Last week, a nanny group that wants to make sure your child eats only food deemed “appropriate” by smart people filed lawsuits against the Poway and Los Angeles unified school districts.
The Physicians Committee for Responsible Medicine in Washington, D.C., is upset that kids are eating bacon, sausage, and other processed foods in their school lunches.
They ask the court to bar the districts from serving meals with cured and otherwise modified sources of animal protein on grounds that such foods violate the California education code’s requirement that all school foods served to students be of the “highest quality” and “greatest nutritional value possible.”
“Scientifically, there is no argument. Everybody knows we shouldn’t be serving this stuff to children,” Dr. Neal Barnard said.
It’s none of your business, Mr. Nanny Scientist. If parents don’t like what their schools sell for lunch, they can pack a brown bag with arugula and hemp hearts.
So what’s on the menu that’s so dangerous?
A quick look at the menu for Poway’s elementary schools, which is posted on the district’s website, shows that one processed-meat option was served each day of the first week in April. It was turkey hot dogs on Monday, French toast and sausage on Tuesday, chicken corn dog on Wednesday, chicken nuggets on Thursday and stuffed-crust pepperoni pizza on Friday.
Corn dogs. Who didn’t love corn dog day in school? Someone needs to stop these food Grinches!
There were other non-processed options available to the school students.
But there were also plenty of non-processed options available, from bean and cheese burritos on Monday to orange chicken with rice on Thursday. Yogurt with wheat or Cheez-It crackers is available daily.
The San Diego Union-Tribune reports that Dr. Barnard “said the goal is to remove all processed meats even if districts are doing a decent job offering a variety of choices for students.”
“Simply providing the foods sends the message that processed meats are healthful and part of a nutritious diet, which is clearly at variance with scientific fact,” Barnard said.
It doesn’t send that message. No kid, unless brainwashed by the food police, is thinking about that when he is eating his lunch. Scaring a kid about what he eats is a great way to turn a child into a neurotic, eating-disordered mess. If they are worried about what the school is serving, then they can bring their own lunch.
Just to give you a sense of how off-the-rails these food freaks have become, bologna is in Group One of the International Agency for Research on Cancer’s evidence-based carcinogen classification system. Do you know what other products are in that group?
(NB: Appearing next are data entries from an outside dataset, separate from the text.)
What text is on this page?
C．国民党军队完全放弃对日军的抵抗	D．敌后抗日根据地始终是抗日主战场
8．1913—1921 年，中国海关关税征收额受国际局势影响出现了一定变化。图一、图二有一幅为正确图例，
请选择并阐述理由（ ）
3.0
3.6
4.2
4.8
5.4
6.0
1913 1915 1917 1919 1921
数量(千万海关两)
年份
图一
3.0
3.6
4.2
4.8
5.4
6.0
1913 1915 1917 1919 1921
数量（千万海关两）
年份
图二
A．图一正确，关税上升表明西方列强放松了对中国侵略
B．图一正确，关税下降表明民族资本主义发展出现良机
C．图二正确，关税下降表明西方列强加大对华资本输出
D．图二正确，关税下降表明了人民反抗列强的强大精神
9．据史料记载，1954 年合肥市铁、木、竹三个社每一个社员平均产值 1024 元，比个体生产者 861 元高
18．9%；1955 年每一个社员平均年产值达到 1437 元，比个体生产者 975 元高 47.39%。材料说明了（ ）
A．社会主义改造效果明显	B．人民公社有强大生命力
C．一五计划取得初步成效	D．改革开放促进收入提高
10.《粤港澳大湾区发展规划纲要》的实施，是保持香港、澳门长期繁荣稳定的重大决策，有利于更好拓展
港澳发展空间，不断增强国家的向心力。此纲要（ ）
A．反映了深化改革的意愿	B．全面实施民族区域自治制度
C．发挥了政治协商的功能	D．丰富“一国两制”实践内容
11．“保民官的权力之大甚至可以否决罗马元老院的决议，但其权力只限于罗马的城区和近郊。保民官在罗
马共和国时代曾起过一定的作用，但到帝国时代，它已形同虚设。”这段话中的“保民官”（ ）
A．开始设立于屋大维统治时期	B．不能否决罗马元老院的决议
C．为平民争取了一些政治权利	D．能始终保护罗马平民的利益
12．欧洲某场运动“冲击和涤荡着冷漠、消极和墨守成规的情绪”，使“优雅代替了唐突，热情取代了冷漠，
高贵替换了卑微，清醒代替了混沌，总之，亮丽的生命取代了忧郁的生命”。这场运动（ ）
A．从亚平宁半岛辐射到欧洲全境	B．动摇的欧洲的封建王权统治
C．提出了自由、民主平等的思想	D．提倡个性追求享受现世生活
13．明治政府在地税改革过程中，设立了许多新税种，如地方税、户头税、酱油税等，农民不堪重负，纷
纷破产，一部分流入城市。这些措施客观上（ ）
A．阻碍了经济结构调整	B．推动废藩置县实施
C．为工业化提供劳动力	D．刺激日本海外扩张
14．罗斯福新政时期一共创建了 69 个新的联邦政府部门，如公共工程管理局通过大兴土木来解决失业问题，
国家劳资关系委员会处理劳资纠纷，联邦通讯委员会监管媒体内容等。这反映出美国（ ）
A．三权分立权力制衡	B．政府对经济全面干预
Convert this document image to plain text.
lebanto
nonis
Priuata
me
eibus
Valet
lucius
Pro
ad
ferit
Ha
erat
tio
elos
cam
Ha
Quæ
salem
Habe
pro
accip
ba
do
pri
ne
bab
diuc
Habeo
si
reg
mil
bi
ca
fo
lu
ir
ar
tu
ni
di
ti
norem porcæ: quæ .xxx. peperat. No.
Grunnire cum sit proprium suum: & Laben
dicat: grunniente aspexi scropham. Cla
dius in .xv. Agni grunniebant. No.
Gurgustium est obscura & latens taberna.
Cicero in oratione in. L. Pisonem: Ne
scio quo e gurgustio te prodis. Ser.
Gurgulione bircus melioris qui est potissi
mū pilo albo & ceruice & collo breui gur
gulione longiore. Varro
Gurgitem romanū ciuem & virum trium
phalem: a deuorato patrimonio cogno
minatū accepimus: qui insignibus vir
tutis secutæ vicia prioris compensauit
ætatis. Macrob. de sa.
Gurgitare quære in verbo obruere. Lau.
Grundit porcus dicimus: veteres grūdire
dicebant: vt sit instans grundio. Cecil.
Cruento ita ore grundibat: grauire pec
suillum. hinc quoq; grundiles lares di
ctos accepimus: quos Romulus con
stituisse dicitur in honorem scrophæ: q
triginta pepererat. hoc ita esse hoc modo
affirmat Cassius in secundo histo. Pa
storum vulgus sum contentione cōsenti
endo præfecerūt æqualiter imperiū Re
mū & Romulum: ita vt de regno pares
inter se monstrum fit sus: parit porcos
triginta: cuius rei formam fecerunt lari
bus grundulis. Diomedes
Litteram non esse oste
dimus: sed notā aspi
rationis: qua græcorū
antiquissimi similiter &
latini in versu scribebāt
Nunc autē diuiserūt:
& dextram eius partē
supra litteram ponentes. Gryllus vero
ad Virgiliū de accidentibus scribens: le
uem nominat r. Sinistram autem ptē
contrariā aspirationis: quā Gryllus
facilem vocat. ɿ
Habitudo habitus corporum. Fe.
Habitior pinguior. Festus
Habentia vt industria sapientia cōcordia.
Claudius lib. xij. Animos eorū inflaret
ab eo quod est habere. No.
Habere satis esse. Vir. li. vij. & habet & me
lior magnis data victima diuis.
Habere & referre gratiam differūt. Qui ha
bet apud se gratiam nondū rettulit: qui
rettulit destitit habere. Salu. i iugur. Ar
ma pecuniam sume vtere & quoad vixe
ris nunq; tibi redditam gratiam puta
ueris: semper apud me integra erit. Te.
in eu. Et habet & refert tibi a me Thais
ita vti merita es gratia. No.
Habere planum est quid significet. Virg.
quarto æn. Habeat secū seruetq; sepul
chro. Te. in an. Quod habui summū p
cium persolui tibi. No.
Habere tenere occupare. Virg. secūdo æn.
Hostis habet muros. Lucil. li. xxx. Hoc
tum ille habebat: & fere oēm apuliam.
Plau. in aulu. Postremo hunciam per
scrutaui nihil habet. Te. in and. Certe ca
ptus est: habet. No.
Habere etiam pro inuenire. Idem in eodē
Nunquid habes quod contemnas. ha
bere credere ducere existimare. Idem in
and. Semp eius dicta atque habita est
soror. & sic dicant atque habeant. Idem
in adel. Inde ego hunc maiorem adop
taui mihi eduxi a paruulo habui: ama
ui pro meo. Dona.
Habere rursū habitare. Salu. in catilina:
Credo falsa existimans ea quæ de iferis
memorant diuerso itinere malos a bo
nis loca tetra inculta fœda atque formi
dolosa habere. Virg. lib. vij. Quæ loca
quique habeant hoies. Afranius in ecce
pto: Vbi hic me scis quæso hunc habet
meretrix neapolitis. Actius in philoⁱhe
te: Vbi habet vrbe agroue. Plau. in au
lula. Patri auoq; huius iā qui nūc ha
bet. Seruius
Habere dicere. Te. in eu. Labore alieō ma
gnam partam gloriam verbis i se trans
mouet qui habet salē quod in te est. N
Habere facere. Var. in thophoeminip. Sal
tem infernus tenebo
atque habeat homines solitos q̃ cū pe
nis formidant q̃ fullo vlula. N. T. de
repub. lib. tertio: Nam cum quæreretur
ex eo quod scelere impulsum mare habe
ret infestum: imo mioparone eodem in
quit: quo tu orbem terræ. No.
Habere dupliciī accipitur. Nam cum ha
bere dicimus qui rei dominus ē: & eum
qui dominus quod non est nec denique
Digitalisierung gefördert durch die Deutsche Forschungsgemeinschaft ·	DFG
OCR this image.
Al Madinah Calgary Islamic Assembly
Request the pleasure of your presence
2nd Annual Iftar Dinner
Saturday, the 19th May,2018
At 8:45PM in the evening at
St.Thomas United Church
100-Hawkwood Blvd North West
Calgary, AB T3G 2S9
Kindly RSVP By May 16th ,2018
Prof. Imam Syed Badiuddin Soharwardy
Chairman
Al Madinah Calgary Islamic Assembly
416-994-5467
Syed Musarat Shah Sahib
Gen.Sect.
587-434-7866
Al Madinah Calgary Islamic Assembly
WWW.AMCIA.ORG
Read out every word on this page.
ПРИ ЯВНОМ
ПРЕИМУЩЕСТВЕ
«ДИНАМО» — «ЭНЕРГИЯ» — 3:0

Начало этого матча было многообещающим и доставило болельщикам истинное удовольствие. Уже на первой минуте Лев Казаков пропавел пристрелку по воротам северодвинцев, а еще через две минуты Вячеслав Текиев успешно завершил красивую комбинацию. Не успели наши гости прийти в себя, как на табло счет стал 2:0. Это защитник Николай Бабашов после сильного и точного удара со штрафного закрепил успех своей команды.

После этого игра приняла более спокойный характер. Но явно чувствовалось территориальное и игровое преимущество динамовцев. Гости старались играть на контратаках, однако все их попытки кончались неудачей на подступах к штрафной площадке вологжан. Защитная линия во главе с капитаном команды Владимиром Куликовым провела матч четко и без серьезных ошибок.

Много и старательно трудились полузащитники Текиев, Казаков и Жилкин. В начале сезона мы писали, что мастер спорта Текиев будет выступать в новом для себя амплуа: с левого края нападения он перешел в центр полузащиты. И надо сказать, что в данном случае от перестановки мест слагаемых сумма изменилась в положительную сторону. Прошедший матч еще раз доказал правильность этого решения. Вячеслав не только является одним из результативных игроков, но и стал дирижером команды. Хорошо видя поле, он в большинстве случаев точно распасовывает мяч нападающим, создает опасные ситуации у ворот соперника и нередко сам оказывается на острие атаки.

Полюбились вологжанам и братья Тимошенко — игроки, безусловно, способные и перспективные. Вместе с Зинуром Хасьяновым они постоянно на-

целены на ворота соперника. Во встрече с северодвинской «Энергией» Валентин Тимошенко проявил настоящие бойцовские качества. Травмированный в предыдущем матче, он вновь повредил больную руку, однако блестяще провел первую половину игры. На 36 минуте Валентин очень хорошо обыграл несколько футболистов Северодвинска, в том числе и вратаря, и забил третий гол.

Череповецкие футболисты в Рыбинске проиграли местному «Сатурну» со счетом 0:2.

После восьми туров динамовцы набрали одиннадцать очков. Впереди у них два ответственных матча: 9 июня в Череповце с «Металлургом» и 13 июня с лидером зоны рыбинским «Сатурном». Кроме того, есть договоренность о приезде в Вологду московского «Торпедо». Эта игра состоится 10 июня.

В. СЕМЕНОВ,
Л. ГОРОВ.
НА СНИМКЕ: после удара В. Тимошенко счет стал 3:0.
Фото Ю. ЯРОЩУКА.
Cigarettes and asbestos.
“A lot of people are taken aback when they learn that bologna is in the same category as cigarettes, but they need to understand that the estimated number of cancer deaths from processed meat is about 34,000 per year while it’s 1 million for smoking,” Brawley said.
American Association of Meat Processors Executive Director Chris Young is pushing back and released this statement.
“Processed meats make up a safe and nutritious part of a balanced diet and there is no scientific data to support removing them from school menus for being unhealthy,” Young said. “When it comes to prevention of cancer and other chronic diseases, it is impractical to segregate a single food as a cause of those issues. Many of the naturally occurring chemicals from healthy fruits and vegetables in our food could be classified as carcinogens. But that doesn’t mean schools should stop serving them since they do not present a health risk at normal levels of consumption. We stand by the nutrition benefits that meat, both fresh and processed, provide for growing children.”